Au marché, devant la poste ou au café, le casse-tête du retour en Algérie revient dans nombre de conversations à Marseille, ville où une importante communauté algérienne s'est établie.
« Tout pour dissuader »
« C'est du cinéma », glisse Samir, devant le consulat d’Algérie. Pour cet Algérien de 45 ans vivant à Marseille et qui préfère taire son nom de famille, « toutes les conditions demandées par l’Etat sont faites pour dissuader les Algériens de rentrer chez eux pour les vacances ».
Il chiffre son voyage avec sa femme et leurs deux enfants à plus de 3 500 euros au vu des conditions actuelles. « Un budget pour deux heures de vol! » s’exclame-t-il.
«Un vol aller-retour Paris-Alger coûte 518 euros, indique la compagnie aérienne Air Algérie dans un communiqué, précisant que les frais de confinement obligatoire à l'arrivée sont fixés à 41 000 dinars algériens. (soit 250 euros par personne).
Ces mesures ont soulevé la colère des Algériens établis ou bloqués à l'étranger.

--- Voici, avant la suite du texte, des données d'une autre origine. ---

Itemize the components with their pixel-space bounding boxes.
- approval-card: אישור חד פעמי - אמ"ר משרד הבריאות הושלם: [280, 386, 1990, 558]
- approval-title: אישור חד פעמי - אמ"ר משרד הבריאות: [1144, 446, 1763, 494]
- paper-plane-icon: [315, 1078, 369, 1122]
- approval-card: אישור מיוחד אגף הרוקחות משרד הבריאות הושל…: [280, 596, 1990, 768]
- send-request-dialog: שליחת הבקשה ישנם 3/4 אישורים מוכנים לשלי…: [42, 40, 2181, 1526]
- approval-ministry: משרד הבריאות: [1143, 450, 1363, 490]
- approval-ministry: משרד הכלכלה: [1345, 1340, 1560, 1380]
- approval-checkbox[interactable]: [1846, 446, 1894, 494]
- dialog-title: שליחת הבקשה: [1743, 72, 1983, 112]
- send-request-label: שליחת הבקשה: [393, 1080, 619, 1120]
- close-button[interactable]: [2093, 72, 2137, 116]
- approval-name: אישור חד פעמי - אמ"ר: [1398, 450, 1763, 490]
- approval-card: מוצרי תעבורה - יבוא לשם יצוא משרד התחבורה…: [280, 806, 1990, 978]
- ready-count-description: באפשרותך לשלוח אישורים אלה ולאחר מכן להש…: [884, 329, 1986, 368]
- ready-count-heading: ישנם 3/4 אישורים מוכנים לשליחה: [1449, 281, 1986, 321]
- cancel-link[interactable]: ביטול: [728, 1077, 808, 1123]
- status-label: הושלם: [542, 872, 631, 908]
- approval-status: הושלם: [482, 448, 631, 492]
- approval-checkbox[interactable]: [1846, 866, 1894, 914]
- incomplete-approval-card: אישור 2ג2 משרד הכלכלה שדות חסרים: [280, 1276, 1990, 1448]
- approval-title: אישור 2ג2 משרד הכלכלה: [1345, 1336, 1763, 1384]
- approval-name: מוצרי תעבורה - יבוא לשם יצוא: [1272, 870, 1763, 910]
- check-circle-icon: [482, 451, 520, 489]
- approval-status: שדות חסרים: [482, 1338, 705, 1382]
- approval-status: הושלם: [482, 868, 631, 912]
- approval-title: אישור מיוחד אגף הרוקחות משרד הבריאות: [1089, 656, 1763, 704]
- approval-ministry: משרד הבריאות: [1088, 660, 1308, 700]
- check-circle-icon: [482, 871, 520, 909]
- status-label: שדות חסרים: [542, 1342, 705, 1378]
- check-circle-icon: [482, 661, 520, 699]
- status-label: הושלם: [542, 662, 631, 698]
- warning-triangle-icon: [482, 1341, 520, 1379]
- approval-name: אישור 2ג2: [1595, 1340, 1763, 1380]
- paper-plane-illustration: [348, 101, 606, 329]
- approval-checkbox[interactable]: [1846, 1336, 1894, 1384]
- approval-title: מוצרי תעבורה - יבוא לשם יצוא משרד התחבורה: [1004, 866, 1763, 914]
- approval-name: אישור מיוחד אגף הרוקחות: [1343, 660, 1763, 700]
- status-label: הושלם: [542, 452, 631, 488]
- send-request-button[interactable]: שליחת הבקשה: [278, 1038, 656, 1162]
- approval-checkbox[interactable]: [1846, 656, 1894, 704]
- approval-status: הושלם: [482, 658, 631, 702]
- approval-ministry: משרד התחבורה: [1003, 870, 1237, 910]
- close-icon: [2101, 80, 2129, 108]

En France, des centaines d'entre eux ont manifesté dans le calme samedi devant l'ambassade et les consulats d'Algérie. A Marseille, ils étaient 300, selon la police.
Devant le tollé, Alger a annoncé dimanche « dispenser les étudiants et les personnes âgées à faible revenu de payer les frais d'hébergement relatifs à l'isolement », et a réduit de 20% le coût du confinement, mais ces allègements ne satisfont pas les Algériens de l'étranger.
En France, les organisations de la diaspora déplorent aussi le peu de vols disponibles. De Marseille, un seul vol hebdomadaire de 302 sièges est prévu chaque samedi vers Oran,(nord-ouest), avec une escale par la capitale, Alger.
En 2019, avant la pandémie, 744 146 passagers avaient voyagé vers l’Algérie uniquement depuis l'aéroport de Marseille-Provence.
Des compagnies comme Volotea ou Air France peuvent encore prévoir des vols, mais pour l'heure le gouvernement algérien n'ouvre son espace qu’à la compagnie nationale Air Algérie, a indiqué l'aéroport de Marseille. Ce qui indispose aussi la diaspora.
« Je veux rentrer chez moi! »
De Paris, deux vols sont prévus chaque semaine, un le mardi et un le jeudi.
A Alger, l'agence principale d'Air Algérie, dans le centre, a été prise d'assaut lundi par des dizaines de personnes qui ont exprimé leur colère quant aux conditions draconiennes infligées par les autorités.
Un collectif des Algériens de la diaspora s'est étonné dans un communiqué « de l'entêtement des décideurs qui ont ignoré les revendications de la communauté à l'étranger ».
Les organisations de la diaspora demandent en outre la « réouverture des frontières maritimes ». Toutes les liaisons par ferry depuis Marseille sont à l'arrêt, même si la compagnie Corsica Linea se dit « prête à toute évolution de la situation ».
Parmi les autres demandes de la diaspora, figure « un programme de vols clair et détaillé jusqu'à la fin de l'année » de la part d'Air Algérie.
Au bord des larmes et à bout de nerfs, Kaouther, une Algérienne de 83 ans venue à Marseille pour se faire soigner en février 2020 tente désespérément d'obtenir un billet ou au moins des informations sur les vols.
« Plus d'un an que je suis coincée ici! Heureusement que j'ai ma fille à Marseille, mais je veux retrouver ma maison et mon chien à Oran. Je veux rentrer chez moi! ».